With the biggest percentage of the population being in rural areas, creating awareness of the capital markets remains imperative. We must discard the notion that rural areas are synonymous with utmost poverty. While that might be true to some extent, it’s true that rural areas as well are consumers and offer productive labor. Most of our food for example comes from rural areas meaning that farmers are being paid for supply of produce. On the other hand Telecom services are being extended to the rural areas.  Rural areas therefore wield some economic and monetary power that can be tapped. Capital markets have the capacity to accommodate rural populations the same way financial institutions do. Banks are rushing to offer services unlike 5 years ago when rural populations were ignored and not viewed as bankable.

The percentage of GDP attributed to savings is clearly very low. It stands at less than 10% compared to the sub-Saharan average of 19.4%. To stimulate the growth of savings, the government should promote the value of savings particularly among the younger generation. This can be achieved by fronting the capital markets as an alternative vehicle as opposed to stashing one’s money on a savings account where it is bound to earn close to nothing once inflation is factored in.

The capital markets present a world of opportunity where even those in rural areas can have a stake in giant urban companies. A decision to purchase shares does not only translate into an investment that will earn you a return in form of a dividend, but it gives you a say in the affairs of the company.  Shares are a more credible savings machine. They are near liquid. One can thus easily convert them into cash unlike in the case of real estate.  There is also the issue of risk that is demystified through investing in a portfolio that allows for a healthy spread of risk depending on one’s risk profile.

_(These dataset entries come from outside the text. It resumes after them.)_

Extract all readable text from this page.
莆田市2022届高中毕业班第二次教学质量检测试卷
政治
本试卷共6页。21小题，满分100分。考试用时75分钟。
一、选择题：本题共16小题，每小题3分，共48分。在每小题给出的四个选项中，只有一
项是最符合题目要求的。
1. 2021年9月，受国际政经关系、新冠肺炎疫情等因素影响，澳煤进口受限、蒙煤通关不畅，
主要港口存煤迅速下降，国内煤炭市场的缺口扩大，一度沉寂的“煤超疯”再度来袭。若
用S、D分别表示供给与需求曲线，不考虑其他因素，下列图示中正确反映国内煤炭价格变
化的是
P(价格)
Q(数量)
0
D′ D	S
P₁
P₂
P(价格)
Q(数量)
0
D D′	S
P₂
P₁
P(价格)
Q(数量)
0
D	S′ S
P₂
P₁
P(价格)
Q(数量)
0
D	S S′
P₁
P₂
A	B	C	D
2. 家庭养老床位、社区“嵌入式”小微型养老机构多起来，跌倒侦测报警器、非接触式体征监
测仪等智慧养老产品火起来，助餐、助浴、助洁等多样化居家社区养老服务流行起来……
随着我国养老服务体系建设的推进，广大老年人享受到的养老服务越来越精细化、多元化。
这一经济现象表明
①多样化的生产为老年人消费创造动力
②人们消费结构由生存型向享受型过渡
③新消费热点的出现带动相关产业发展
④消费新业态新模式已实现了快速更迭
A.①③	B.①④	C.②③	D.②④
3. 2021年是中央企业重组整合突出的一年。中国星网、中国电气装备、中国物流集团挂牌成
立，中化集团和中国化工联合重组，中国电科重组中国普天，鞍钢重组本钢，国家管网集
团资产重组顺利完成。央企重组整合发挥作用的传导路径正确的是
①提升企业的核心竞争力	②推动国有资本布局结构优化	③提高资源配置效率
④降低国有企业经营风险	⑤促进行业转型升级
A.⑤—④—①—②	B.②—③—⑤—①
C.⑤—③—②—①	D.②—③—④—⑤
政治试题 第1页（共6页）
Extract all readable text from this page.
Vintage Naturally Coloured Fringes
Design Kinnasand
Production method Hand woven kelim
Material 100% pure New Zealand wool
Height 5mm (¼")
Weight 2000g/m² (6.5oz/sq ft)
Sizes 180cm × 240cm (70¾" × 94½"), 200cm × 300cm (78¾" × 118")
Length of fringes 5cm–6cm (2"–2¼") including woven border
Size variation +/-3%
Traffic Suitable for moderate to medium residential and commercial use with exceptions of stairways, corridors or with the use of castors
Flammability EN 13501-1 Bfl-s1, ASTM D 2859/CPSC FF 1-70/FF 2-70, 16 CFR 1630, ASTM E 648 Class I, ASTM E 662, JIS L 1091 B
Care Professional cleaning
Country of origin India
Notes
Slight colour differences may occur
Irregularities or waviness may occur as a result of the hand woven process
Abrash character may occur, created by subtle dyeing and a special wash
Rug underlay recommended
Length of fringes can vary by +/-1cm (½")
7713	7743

Governments and other stakeholders in the industry ought to strengthen education systems primarily the formal. There should be a properly laid out education programme/curriculum that applies interactive tools which will draw interest in the subject of capital markets among others. The Capital Markets Schools challenge in Uganda for example is a great resource in this regard but it may not suffice. It is important that our formal education systems take a dynamic approach to include current issues that are driving the global village. Education must give students the opportunity to learn and appreciate useful skills and knowledge that rhyme with the times.

Capital markets are clearly Africa’s future in terms of meeting capital requirements, creating credible and better governed business entities and financially empowering the investor. As we all grow, work and inevitably retire at some point, capital markets will in time be able to offer a better retirement deal that will not make retirement  a dreadful thought.